Simulated fluid production rates for the model with a modified length of the producer, obtained with the adaptive POD basis using a variable number of snapshots: a 10 snapshots, b 30 snapshots, c 50 snapshots, d 100 snapshots

Deviations of the simulated fluid production rates with respect to the full model were calculated for the models with the adaptive POD basis constructed with a variable number of additional snapshots. The corresponding RRSE graphs are presented in Fig. 19.

Fig. 19
figure 19

Root relative squared error of simulated fluid production rates with respect to the full model as a function of the number of additional snapshots used in the construction of the adaptive POD basis

Not surprisingly, increasing the number of additional snapshots initially improves the accuracy of the flow rate simulations. However, using more than 30–50 additional snapshots does not lead to a further improvement of the accuracy.

In Fig. 20, the simulated fluid production rates are shown for models built with the adaptive POD basis with a variable number of additional components. In all the presented cases, the POD basis adaptation was performed using 50 additional snapshots.

Fig. 20
figure 20

Simulated fluid production rates for models with the adaptive POD basis with a variable number of additional components: a 1 component, b 3 components, c 5 components, d 10 components

Deviations of the simulated fluid production rates with respect to the full model were calculated for the cases with the adaptive POD basis constructed with a variable number of additional components. The corresponding RRSE graphs are presented in Fig. 21.

Fig. 21
figure 21

Root relative squared error of simulated fluid production rates with respect to the full model as a function of the number of additional components of the adaptive POD basis

One can observe that the influence of the number of additional components of the adaptive basis on the production rate simulations is relatively small, and typically 1–3 additional components are sufficient for a satisfactory basis adaptation.

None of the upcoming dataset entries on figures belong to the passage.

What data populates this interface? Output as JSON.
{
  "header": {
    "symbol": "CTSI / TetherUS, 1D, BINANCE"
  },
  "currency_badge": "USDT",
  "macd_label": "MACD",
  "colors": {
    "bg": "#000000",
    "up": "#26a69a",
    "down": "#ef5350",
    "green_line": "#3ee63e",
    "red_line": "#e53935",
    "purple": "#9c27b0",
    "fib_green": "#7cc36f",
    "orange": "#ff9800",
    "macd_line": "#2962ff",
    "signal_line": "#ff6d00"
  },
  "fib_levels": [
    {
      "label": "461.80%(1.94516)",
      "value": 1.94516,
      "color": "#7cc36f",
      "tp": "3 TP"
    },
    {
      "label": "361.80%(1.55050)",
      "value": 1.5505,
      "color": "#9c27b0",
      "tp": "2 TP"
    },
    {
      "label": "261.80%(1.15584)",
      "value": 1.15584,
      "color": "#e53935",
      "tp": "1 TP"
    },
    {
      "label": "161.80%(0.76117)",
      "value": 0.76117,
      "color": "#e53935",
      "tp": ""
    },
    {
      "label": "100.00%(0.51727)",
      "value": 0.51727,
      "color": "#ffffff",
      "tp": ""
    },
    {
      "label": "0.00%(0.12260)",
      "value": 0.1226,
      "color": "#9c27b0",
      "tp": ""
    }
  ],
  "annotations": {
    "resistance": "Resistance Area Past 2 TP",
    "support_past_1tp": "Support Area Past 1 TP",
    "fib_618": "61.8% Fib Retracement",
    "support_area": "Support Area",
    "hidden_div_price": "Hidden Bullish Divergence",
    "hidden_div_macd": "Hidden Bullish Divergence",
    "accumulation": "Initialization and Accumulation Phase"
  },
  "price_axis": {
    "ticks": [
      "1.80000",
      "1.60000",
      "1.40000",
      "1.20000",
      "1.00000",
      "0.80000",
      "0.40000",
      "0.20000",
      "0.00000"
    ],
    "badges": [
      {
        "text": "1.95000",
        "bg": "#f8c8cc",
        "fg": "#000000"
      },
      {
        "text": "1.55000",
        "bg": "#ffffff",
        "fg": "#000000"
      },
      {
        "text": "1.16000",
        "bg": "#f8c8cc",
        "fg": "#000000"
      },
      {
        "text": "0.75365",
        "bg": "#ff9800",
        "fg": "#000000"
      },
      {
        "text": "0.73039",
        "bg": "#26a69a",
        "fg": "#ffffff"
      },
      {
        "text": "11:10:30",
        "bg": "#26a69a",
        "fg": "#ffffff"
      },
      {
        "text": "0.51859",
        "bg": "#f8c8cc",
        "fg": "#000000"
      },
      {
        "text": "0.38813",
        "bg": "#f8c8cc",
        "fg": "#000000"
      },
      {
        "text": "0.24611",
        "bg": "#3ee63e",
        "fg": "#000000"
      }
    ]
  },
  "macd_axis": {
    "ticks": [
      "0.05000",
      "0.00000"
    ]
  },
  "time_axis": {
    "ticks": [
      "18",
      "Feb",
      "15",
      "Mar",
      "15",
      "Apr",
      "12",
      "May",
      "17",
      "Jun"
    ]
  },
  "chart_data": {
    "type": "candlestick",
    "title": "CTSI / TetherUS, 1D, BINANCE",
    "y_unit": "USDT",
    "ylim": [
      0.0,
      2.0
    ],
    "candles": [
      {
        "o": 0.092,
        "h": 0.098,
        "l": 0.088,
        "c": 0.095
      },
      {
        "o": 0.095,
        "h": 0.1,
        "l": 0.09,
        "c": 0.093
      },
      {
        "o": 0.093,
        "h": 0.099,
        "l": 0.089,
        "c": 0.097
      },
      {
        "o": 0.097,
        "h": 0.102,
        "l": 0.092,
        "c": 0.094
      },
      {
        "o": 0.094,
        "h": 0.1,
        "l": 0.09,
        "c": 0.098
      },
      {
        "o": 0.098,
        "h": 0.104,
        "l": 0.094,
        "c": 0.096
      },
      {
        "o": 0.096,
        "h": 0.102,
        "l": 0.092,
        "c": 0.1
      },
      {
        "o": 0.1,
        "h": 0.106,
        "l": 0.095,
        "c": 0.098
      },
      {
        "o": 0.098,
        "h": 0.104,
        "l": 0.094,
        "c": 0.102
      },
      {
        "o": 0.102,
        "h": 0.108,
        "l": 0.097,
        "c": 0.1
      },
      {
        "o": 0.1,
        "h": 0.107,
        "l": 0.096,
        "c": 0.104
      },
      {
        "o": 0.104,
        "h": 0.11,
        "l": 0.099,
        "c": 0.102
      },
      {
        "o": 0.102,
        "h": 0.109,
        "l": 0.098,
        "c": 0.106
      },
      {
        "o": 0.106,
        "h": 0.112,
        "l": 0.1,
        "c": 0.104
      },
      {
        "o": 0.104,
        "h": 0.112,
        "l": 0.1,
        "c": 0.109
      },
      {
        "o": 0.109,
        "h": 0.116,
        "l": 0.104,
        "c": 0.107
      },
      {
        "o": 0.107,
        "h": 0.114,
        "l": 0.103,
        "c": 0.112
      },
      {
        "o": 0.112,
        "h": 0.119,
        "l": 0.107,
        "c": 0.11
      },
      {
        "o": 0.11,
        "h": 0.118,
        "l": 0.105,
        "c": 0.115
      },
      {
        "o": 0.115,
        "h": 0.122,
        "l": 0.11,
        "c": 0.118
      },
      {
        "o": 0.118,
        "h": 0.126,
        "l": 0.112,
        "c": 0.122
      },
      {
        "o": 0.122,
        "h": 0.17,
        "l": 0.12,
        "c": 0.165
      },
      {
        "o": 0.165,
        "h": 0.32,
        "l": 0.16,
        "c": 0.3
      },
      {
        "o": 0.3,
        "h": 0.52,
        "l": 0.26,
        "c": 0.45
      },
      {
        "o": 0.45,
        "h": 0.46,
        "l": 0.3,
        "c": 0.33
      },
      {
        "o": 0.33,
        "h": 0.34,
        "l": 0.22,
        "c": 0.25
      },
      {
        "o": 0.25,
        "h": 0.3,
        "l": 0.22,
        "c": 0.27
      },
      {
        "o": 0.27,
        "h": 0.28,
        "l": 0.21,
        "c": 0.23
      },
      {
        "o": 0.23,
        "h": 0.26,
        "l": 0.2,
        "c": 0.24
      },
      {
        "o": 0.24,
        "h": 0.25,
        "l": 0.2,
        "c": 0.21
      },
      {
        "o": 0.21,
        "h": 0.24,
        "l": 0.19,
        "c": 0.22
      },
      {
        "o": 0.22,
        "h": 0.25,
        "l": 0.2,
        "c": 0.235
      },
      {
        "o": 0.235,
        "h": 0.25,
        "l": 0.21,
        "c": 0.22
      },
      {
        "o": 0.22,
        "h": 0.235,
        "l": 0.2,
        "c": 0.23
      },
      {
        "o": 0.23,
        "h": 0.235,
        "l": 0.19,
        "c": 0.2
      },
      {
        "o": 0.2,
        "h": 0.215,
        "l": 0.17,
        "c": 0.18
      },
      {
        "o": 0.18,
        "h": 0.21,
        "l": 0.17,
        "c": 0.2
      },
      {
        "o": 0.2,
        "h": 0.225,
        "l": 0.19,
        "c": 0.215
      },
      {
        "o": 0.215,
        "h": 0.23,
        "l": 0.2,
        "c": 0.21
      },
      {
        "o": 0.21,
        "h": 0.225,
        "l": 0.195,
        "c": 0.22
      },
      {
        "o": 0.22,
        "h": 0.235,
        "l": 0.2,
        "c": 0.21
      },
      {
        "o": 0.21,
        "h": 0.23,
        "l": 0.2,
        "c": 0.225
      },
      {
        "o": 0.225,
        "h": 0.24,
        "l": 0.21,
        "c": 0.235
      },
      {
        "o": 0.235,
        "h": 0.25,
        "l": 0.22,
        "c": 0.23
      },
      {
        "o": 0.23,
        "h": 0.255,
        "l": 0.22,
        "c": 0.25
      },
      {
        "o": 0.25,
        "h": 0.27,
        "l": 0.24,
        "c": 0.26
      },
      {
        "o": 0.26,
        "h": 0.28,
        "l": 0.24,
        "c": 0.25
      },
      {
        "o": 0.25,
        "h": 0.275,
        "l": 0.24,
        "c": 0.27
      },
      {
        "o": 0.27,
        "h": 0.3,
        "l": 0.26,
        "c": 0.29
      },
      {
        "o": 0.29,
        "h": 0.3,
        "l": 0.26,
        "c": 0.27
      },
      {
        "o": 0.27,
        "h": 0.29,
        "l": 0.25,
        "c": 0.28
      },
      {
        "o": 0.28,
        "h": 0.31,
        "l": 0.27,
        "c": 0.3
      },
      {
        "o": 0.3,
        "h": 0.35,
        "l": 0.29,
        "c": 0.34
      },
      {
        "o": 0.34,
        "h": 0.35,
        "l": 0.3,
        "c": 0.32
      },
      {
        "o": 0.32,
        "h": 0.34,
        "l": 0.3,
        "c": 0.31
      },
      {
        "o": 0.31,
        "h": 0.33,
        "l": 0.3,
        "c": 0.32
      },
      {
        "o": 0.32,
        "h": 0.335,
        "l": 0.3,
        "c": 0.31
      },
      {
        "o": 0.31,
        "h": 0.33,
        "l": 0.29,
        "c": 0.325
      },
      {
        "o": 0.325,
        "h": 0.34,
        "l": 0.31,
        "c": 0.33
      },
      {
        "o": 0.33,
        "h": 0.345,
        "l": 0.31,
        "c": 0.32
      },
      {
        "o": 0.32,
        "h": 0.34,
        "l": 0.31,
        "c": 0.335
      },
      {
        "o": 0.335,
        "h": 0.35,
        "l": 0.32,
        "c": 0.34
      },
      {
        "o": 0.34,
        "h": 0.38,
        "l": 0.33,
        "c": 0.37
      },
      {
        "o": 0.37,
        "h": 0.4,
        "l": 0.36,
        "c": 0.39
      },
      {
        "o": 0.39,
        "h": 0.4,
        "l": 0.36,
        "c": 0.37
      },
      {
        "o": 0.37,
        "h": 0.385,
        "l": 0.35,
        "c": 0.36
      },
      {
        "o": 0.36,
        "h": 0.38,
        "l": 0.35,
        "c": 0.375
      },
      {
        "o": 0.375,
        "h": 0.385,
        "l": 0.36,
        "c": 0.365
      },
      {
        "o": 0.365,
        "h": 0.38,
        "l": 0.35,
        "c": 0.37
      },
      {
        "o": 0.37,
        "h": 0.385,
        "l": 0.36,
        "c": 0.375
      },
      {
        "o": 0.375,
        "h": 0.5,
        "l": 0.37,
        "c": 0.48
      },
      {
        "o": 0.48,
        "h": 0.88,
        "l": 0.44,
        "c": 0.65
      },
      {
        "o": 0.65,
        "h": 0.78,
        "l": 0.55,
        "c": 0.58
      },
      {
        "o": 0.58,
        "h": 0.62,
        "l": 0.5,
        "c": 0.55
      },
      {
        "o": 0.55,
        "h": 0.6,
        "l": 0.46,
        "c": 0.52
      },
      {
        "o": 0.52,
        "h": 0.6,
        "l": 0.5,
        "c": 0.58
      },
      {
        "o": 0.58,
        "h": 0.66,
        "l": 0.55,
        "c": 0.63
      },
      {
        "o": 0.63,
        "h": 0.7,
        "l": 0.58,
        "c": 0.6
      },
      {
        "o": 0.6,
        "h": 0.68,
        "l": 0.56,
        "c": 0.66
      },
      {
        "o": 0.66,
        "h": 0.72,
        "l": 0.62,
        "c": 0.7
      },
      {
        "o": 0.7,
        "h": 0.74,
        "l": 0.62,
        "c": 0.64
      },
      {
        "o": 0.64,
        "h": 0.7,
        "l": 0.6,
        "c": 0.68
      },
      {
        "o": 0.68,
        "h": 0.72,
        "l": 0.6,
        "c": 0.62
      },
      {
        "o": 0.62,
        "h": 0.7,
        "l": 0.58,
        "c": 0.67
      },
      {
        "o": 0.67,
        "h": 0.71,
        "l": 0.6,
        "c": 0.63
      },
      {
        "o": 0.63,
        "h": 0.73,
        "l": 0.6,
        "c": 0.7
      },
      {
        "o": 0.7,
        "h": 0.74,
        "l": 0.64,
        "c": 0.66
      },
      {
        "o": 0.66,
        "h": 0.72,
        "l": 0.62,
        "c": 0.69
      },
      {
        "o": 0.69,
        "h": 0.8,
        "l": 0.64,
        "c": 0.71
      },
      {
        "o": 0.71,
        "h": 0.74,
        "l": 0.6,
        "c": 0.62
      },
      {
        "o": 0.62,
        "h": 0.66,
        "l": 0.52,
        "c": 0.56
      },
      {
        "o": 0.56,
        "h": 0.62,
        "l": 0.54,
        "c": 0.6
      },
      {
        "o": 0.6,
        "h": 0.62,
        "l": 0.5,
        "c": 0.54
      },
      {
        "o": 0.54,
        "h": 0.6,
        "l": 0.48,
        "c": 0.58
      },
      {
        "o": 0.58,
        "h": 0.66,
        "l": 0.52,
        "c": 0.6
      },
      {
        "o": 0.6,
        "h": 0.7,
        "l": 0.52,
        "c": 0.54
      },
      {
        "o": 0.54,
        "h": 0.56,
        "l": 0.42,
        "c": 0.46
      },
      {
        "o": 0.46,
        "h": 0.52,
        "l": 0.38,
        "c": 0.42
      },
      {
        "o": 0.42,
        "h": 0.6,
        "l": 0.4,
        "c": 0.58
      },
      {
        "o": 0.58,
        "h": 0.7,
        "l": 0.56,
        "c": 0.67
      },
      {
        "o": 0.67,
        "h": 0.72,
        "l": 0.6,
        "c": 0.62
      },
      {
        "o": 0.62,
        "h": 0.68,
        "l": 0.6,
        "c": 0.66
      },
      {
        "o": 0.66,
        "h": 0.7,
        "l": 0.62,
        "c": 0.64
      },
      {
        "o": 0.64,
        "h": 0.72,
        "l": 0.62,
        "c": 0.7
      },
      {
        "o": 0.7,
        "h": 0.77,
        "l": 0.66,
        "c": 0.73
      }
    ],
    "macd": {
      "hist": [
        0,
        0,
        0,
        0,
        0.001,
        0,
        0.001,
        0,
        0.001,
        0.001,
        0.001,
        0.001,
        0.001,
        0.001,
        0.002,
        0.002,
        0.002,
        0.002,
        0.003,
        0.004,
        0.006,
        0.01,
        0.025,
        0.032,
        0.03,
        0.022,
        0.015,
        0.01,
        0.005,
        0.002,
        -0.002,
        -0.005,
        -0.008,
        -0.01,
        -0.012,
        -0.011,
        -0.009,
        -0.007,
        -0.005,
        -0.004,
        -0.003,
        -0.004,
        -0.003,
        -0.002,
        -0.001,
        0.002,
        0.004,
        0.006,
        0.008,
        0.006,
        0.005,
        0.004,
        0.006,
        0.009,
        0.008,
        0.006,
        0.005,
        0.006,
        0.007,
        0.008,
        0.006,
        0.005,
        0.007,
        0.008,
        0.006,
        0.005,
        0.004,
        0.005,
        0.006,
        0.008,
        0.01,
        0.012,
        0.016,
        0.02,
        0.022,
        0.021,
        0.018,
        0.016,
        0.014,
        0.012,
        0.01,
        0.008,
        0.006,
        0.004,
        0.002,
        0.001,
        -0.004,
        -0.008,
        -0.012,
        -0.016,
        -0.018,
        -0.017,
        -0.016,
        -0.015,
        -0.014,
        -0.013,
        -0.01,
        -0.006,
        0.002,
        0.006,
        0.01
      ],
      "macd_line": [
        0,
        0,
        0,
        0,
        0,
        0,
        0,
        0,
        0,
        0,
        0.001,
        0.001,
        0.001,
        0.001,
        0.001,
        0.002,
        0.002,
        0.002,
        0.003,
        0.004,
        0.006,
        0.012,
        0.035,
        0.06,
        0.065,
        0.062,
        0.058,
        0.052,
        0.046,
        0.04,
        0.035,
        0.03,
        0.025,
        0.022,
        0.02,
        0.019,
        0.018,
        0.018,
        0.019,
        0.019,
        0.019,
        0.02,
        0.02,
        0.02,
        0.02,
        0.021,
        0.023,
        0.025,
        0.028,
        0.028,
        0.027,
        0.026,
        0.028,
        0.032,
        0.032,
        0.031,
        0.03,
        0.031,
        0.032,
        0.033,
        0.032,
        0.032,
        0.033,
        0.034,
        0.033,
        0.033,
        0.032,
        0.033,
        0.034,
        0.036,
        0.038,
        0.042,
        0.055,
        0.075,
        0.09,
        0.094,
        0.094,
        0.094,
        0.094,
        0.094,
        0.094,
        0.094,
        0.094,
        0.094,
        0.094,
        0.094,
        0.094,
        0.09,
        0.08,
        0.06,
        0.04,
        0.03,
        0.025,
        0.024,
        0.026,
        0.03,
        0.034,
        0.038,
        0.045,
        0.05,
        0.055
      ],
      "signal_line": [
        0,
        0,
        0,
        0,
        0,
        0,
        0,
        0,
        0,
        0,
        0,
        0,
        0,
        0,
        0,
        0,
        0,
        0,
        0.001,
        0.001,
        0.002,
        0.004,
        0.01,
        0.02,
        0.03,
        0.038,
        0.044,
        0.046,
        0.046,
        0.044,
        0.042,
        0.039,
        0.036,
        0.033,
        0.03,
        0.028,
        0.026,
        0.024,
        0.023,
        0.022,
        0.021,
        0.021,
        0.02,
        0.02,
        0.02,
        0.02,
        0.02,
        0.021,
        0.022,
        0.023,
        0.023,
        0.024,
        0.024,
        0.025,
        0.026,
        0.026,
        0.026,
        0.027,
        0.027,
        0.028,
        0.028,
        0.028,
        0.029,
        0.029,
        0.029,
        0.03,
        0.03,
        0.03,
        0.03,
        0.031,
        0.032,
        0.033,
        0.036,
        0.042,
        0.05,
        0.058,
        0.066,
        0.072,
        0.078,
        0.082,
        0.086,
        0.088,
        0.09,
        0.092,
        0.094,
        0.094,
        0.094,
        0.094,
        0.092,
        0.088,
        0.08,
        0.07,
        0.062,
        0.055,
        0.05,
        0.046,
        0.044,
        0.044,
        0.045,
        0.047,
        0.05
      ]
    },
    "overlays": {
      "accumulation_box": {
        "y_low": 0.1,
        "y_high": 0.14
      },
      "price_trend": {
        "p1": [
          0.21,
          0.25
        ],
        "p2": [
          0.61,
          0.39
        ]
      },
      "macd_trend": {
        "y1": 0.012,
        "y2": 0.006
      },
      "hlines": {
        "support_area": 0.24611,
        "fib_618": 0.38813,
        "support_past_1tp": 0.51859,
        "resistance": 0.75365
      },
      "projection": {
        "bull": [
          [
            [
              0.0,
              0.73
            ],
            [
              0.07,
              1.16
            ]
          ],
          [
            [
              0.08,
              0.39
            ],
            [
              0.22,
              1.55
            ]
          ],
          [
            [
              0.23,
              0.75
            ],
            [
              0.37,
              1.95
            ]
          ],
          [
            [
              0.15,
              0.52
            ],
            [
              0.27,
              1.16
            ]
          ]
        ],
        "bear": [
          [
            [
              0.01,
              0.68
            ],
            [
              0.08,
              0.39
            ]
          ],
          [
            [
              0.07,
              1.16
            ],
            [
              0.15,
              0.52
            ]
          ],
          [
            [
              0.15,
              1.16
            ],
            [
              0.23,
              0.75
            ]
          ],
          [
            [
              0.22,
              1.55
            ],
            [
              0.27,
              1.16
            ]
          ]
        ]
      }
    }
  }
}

5 Conclusions and Future Work

In this work, separate approaches for efficient use of POD-Galerkin ROMs for reservoir simulation were explored for several problems in which variations of the boundary conditions, such as well location and geometry, are essential. In the universal basis approach, a training data set is generated that contains snapshots of the solutions corresponding to all of the considered well geometries. This approach allows using the same POD basis for simulating scenarios with various well geometries. However, that comes at the expense of a relatively large number of the universal POD basis components required to obtain a reasonable accuracy of the simulations. Another drawback of this approach is the necessity to generate a very large training data set to reflect the entire range of possible scenarios. The universal basis approach may be suitable in cases where a relatively small range of possible well geometries needs to be explored.

The new approach introduced in this work is based on the adaptation of the POD basis to variable well configurations. This approach enables using the POD basis constructed for a specific model configuration to simulate a different problem setup. Such an adaptation of the POD basis is achieved at a relatively low computational cost by updating the basis with a few additional components obtained from the snapshots of the new model configuration. It was found that the number of such additional snapshots is substantially smaller than the one required for building a new POD basis from scratch. The new adaptive method was validated on several test cases; a POD-Galerkin ROM was used to simulate immiscible oil displacement by water injection in various settings of a synthetic reservoir model in which a horizontal producer had variable location, length, and orientation.

In the present work, the adaptive POD reduction technique was only applied to the pressure field. An extension of the proposed adaptive approach that includes the reduction of the saturation-related variables is in the scope of our future work. Another envisaged direction of studies is the application of the adaptive POD approach to address reservoir optimization problems, such as finding the optimal well design, well completion, and hydraulic fracturing schemes.